Bahia

Guerra da água: após ser interditada, Frésca derruba liminar e volta a produzir

Após ter a fábrica interditada pela Divisão de Vigilância Sanitária Estadual (Divisa) na última quinta-feira (5), a engarrafadora da água mineral Frésca conseguiu derrubar a liminar do Ministério Público que impedia a produção e retomou as atividades.

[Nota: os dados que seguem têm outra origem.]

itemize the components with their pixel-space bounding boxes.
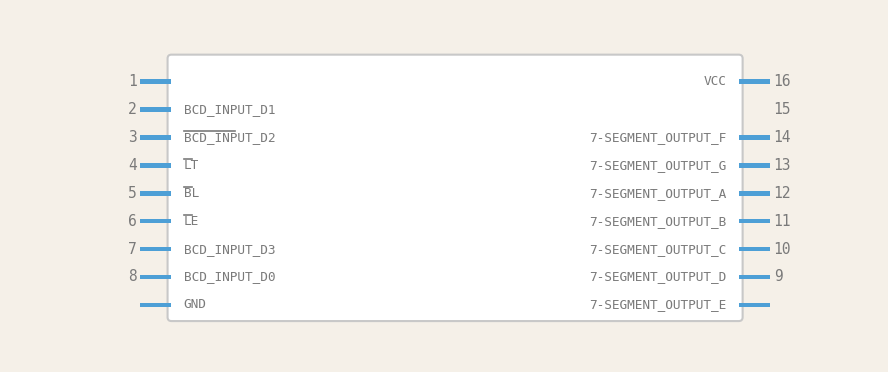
Bar [140, 107, 171, 112]
Bar [739, 275, 770, 279]
Bar [739, 219, 770, 224]
Text: 7-SEGMENT_OUTPUT_A: 7-SEGMENT_OUTPUT_A [589, 187, 726, 200]
Text: 10: 10 [773, 241, 791, 257]
Bar [739, 247, 770, 251]
Text: BCD_INPUT_D1: BCD_INPUT_D1 [184, 103, 275, 116]
Bar [140, 163, 171, 168]
Bar [140, 275, 171, 279]
Text: 11: 11 [773, 214, 791, 229]
Text: 6: 6 [128, 214, 137, 229]
Bar [140, 79, 171, 84]
Text: VCC: VCC [703, 75, 726, 88]
Bar [739, 191, 770, 196]
Text: 4: 4 [128, 158, 137, 173]
Text: 3: 3 [128, 130, 137, 145]
Text: 1: 1 [128, 74, 137, 89]
Bar [739, 135, 770, 140]
Bar [140, 247, 171, 251]
Text: GND: GND [184, 298, 207, 311]
Text: 7-SEGMENT_OUTPUT_G: 7-SEGMENT_OUTPUT_G [589, 159, 726, 172]
Text: 16: 16 [773, 74, 791, 89]
Text: 7-SEGMENT_OUTPUT_B: 7-SEGMENT_OUTPUT_B [589, 215, 726, 228]
Bar [140, 219, 171, 224]
Text: LT: LT [184, 159, 199, 172]
Text: 7-SEGMENT_OUTPUT_E: 7-SEGMENT_OUTPUT_E [589, 298, 726, 311]
Text: BCD_INPUT_D2: BCD_INPUT_D2 [184, 131, 275, 144]
Text: 2: 2 [128, 102, 137, 117]
Text: 15: 15 [773, 102, 791, 117]
Bar [140, 302, 171, 307]
Text: 7-SEGMENT_OUTPUT_D: 7-SEGMENT_OUTPUT_D [589, 270, 726, 283]
Text: 9: 9 [773, 269, 782, 285]
Text: 7: 7 [128, 241, 137, 257]
Text: 12: 12 [773, 186, 791, 201]
Bar [739, 79, 770, 84]
Text: BCD_INPUT_D3: BCD_INPUT_D3 [184, 243, 275, 256]
Bar [739, 163, 770, 168]
Text: 5: 5 [128, 186, 137, 201]
Text: 7-SEGMENT_OUTPUT_F: 7-SEGMENT_OUTPUT_F [589, 131, 726, 144]
Text: BCD_INPUT_D0: BCD_INPUT_D0 [184, 270, 275, 283]
Text: 8: 8 [128, 269, 137, 285]
Text: LE: LE [184, 215, 199, 228]
Bar [739, 302, 770, 307]
Text: 13: 13 [773, 158, 791, 173]
Text: 7-SEGMENT_OUTPUT_C: 7-SEGMENT_OUTPUT_C [589, 243, 726, 256]
Bar [140, 191, 171, 196]
FancyBboxPatch shape [168, 55, 742, 321]
Text: 14: 14 [773, 130, 791, 145]
Bar [140, 135, 171, 140]
Text: BL: BL [184, 187, 199, 200]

[Guerra da água: após ser interditada, Frésca derruba liminar e volta a produzir]
Foto : Tácio Moreira/Metropress

Por Bárbara Silveira no dia 18 de Maio de 2015 ⋅ 13:13

Após ter a fábrica interditada pela Divisão de Vigilância Sanitária Estadual (Divisa) na última quinta-feira (5), a engarrafadora da água mineral Frésca conseguiu derrubar a liminar do Ministério Público que impedia a produção e retomou as atividas. 

De acordo com o MP, denúncias sobre crimes contra o meio ambiente, sonegação fiscal e contra a relação de consumo foram confirmadas, o que ocasionou o fechamento da unidade em Dias d'Ávila. Na ocasião, a  Secretaria de Saúde do Estado (Sesab), informou que a Frésca havia sido interditada pois "não tinha alvará sanitário, infringiu várias leis do Código do Consumidor, além de questões fiscais". 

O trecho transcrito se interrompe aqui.